Blijkens de summier gemaakte aantekeningen in het huisartsenjournaal heeft verweerder alle onderdelen van het neurologisch onderzoek uitgevoerd. De reflexen van klaagster zijn door verweerder beoordeeld, evenals de sensibiliteit in het algemeen en specifiek in het rijbroekgebied. Er is geen krachtsverlies vastgesteld.

Verweerder heeft klaagster aldus lichamelijk onderzocht conform de NHG-standaard Lumbosacraal Radiculair Syndroom en hij heeft zich met name, gezien de voorgeschiedenis van klaagster, geconcentreerd op eventuele neurologische afwijkingen.

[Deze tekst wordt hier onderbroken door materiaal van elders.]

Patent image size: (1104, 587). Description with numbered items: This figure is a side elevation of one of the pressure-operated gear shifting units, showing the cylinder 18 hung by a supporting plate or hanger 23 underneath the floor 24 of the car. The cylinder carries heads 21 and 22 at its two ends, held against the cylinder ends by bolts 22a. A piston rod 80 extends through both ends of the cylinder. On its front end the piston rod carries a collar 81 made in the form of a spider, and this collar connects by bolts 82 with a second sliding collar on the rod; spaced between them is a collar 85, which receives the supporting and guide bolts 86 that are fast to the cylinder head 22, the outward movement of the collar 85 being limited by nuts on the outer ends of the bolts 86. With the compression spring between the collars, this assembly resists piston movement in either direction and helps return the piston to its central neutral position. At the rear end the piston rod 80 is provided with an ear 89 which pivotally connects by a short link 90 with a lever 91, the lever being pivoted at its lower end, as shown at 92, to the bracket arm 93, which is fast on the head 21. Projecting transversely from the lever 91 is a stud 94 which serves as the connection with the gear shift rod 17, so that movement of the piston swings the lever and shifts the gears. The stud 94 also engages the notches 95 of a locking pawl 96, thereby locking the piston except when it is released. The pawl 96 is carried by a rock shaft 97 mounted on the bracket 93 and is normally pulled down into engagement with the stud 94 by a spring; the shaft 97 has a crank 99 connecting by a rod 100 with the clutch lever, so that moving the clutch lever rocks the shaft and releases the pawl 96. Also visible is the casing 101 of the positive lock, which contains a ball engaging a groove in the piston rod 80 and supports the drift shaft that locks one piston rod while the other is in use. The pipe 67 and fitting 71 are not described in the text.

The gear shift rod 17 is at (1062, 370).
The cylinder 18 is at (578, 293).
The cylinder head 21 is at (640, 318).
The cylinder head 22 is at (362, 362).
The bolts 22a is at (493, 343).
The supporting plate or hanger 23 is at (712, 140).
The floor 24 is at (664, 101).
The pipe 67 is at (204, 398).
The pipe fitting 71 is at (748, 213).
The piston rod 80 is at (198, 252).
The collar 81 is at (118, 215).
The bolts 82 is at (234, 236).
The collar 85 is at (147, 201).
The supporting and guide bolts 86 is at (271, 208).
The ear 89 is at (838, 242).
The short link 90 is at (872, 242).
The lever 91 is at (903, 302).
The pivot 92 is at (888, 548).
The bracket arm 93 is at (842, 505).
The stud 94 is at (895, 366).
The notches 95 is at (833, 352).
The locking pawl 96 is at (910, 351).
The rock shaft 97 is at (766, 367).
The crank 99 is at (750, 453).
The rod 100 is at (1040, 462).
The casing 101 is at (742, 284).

Wat het verwijt ter zake van de gemiste diagnose betreft overweegt het college het volgende. Het missen van de juiste diagnose is op zichzelf onvoldoende om verweerder een tuchtrechtelijk verwijt te kunnen maken. Indien echter de wijze waarop verweerder tot zijn, naderhand onjuist gebleken, diagnose is gekomen in strijd zou zijn met de zorgvuldigheid die van een redelijk bekwame beroepsbeoefenaar mag worden verwacht - rekening houdend met het hierboven weergegeven toetsingscriterium - kan een dergelijke klacht slagen. Zoals zojuist overwogen, heeft verweerder op zorgvuldige wijze en overeenkomstig de geldende standaard onderzoek gedaan. Zijn conclusie dat er geen acuut neurologisch probleem was en dat klaagster de bestaande afspraak bij de pijnpoli kon afwachten is verdedigbaar.

5.3

Het college is dan ook van oordeel dat de klacht kennelijk ongegrond is en als volgt dient te worden beslist.

6. DE BESLISSING

Het college wijst de klacht af.

Aldus gedaan in raadkamer door mr. A.L. Smit, voorzitter, M.D. Klein Leugemors en A.M. Rijken, leden-geneeskundigen, in tegenwoordigheid van mr. J.W. Sijnstra - Meijer, secretaris, en uitgesproken in het openbaar op 8 april 2013 door mr. A.L. Smit, voorzitter, in tegenwoordigheid van mr. H. van der Poel-Berkovits, secretaris.

voorzitter

secretaris

Tegen deze beslissing kan binnen zes weken na de dag van verzending van het afschrift ervan schriftelijk hoger beroep worden ingesteld bij het Centrale Tuchtcollege voor de Gezondheidszorg door:

a. de klager en/of klaagster, voor zover de klacht is afgewezen, of voor zover hij/zij niet-ontvankelijk is verklaard;

b. degene over wie is geklaagd;

c. de hoofdinspecteur of de regionale inspecteur van de volksgezondheid, wie de aangelegenheid uit hoofde van de hun toevertrouwde belangen aangaat.

Het tot het Centrale Tuchtcollege voor de Gezondheidszorg gerichte beroepschrift wordt ingezonden bij de secretaris van het Regionaal Tuchtcollege voor de Gezondheidszorg te Zwolle, door wie het binnen de beroepstermijn moet zijn ontvangen.